Hackers

Heroes of the Computer Revolution (25th Anniversary Edition)

50 years of hacking, from the people behind 2600

Hackers is a story, beginning in the U.S. in the 1950s, about how we got to the personal computer in the early 1980s. It’s told as series of chapters that follow some of the individuals involved in building the computer industry.

It covers about 50 years from the original hackers in the 1950s and 60s, the hardware hackers of the 1970s the created the first personal computes, and into the 1980s with the emergence of the personal computer software market.

Each section focuses on one period of time starting with Cambridge (Massachusetts) at MIT’s artificial intelligence laboratory, before moving to northern California for the middle section, Washington State for the 1980s and back to Cambridge.

The 1970s chapter is probably most familiar to readers, the decade seeing the birth of the early personal computers from the Altair, the Commodore PET, and of course the Apple 2, though there is actually a lot more stories than those. The 1970s is often seen as the decade when a lot of the ideas floated in the 1960s spread into the broader culture and there is a lot intermixing between the computer pioneers and the egalitarian social ideas then current that doesn’t show up until the early days of the Internet about 20 years later.
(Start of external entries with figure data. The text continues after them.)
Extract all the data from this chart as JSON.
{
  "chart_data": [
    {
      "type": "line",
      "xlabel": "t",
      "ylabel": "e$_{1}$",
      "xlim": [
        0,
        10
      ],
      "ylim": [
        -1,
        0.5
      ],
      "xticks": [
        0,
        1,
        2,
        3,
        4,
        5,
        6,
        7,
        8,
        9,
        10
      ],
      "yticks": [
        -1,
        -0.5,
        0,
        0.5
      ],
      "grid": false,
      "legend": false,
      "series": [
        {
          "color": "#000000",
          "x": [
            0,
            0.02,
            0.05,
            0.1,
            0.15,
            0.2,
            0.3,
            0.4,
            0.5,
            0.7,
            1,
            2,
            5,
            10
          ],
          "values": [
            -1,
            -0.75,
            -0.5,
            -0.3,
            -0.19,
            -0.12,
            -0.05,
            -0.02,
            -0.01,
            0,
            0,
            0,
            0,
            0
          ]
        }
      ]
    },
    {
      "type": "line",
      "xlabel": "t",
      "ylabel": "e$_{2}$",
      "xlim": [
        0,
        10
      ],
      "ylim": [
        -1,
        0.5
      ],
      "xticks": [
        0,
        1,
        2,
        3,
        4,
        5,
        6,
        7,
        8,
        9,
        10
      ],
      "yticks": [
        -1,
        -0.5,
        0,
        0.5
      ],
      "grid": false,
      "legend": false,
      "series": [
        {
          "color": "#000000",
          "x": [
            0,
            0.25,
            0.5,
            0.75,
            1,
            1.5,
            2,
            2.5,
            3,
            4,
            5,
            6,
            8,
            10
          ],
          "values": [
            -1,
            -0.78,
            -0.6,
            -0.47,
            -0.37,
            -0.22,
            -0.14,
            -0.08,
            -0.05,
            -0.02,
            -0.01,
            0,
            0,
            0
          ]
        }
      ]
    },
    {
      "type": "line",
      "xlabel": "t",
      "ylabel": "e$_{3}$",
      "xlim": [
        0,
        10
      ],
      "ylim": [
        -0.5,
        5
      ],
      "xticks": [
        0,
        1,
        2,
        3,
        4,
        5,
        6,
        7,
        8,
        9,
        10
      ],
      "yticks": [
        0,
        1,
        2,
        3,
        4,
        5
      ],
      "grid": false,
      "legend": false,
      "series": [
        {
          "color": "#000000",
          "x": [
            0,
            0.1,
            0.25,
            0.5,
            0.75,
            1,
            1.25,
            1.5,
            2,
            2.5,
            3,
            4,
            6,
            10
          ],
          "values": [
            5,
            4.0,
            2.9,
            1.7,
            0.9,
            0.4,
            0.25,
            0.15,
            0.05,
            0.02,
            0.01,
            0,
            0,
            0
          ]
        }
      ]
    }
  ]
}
By the end of the 1970s, a software market started to develop and the last section focuses on the founding of Sierra On-Line (a company the hitched itself to the IBM PC) and its founder Ken Williams. This chapter is pretty interesting as Ken comes across as someone who started out reading books full of John Gault-like characters (a character from an Ayan Rand story who makes the world conform to their will), became a bit of a hacker and then applied those skills to running a business- more or less successfully. On the other hand, there people like John Harris who seem like the complete opposite.

See also  Code Craft

In The Myths of Innovation the author describes history not as set of points but a series of situations where events could have gone equally in several directions, this book looks at a lot of situations. helpfully, the book starts with a “who-who” in case you have trouble mixing up “Altair 8800” and “Atari 800” or the various Bills, Bob and Dougs who show up in the book.